Another abnormality in some cancer cells is that they block the signals which cause a cell to mature and eventually to age and die – the cancer cell becomes immortal. Once again, by removing this restriction, azacitidine can overcome some of the changes which make the cancer cell dangerous.
Radioimmunotherapy
Radioimmunotherapy (RIT), uses an antibody labelled with a radionuclide to deliver cytotoxic radiation to a target cell. For blood cancer, an antibody with specificity for a tumour-associated antigen is used to deliver a lethal dose of radiation to the tumour. Current treatment uses an antibody that targets CD20. The first radioimmunotherapy agents were approved for the treatment of refractory non-Hodgkin lymphoma.

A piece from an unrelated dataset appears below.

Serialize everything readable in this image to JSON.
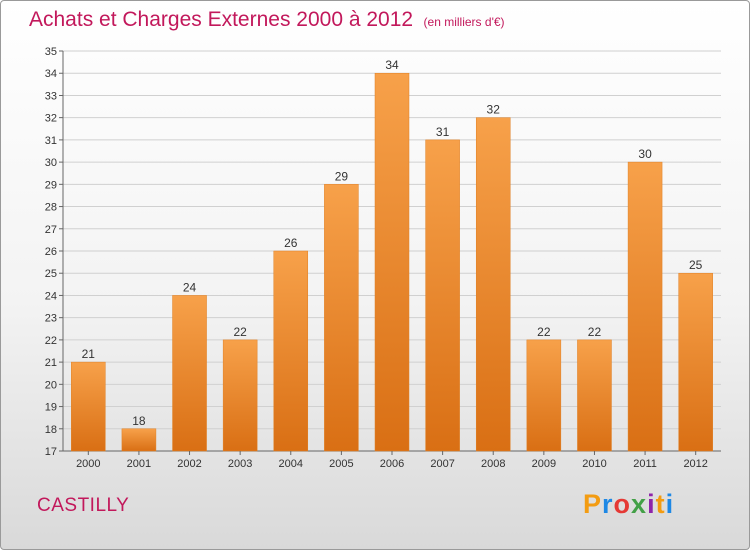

Radiolabelled antibodies consist of tiny amounts of radioactive material attached to a monoclonal antibody, which circulates in the body until it locates and binds to the surface of B cells. Once the monoclonal antibody has attached itself to the B cell, the radioactive substance kills the diseased cell, and any nearby lymphoma cells that the monoclonal antibody cannot target.
The ability for the antibody to specifically bind to a tumour-associated antigen increases the dose delivered to the tumour cells while decreasing the dose to normal tissues. By its nature, RIT requires a tumour cell to express an antigen (e.g. CD20) that is unique to the cancer or is not accessible in normal cells.
These treatments, which include ibritumomab tiuxetan (Zevalin™) and tositumomab iodine-133 (Bexxar™), are among the options that can be given to patients with relapsed indolent non-Hodgkin lymphoma (follicular lymphoma) that no longer responds well to conventional chemotherapy with or without rituximab.
Zevalin™ is available in the UK but has yet to receive NICE approval.
Radioisotopes
Radioisotopes are chemicals that give off energy in the form of radiation. Zevalin™ is a monoclonal antibody that is combined with the radioisotope Yttrium-90 (90Y) and Bexxar™ with the Radioisotope iodine 133. (See above)
Arsenic trioxide
Arsenic trioxide (Trisenox™) is licensed to treat people who have acute promyelocytic leukaemia (APL) that has come back after treatment, or has not gone into remission with treatment. This drug is made from the poison arsenic, but is given at low, safe doses.
Clofarabine (Evoltra™)
Clofarabine is very similar to another drug commonly used to treat people with AML called fludarabine. It is thought that as clofarabine has fewer side effects than fludarabine it may be more suitable for older people who are less able to have intensive chemotherapy. It is also used to treat children with acute lymphoblastic leukaemia (ALL) that has come back (relapsed) after initial treatment.
CEP701 (Lestaurtinib™)
CEP701 is an experimental new treatment designed to act against cells that have a change (or genetic mutation) called a FLT3 mutation. (About 1 in 3 people diagnosed with Acute Myeloid Leukaemia (AML) have a FLT3 mutation in the leukaemia cells). This mutation can increase their risk of the leukaemia coming back in the future. It is hoped that by giving CEP701 between courses of chemotherapy this risk can be reduced. Some people taking part in the AML-15 trial who have the FLT3 mutation will be offered CEP701.
Tipifarnib (Zarnestra™)
Tipifarnib is designed to block the messages that tell cells to grow from reaching leukaemia cells. It is a tablet you swallow. Tipifarnib belongs to a group of drugs called farnesyltransferase inhibitors (FTIs). Farnesyltransferase is a special protein that stimulates acute myeloid leukaemia (AML) cells to grow. FTIs block this problem. It has fewer side effects than standard high-dose chemotherapy usually used to treat AML, because it is a more targeted therapy. Doctors therefore hope that when it is given with lower doses of chemotherapy it will improve the effectiveness of treatment for older people who are less able to have intensive chemotherapy.
Some people taking part in the AML-16 trial will be given tipifarnib along with their chemotherapy treatment.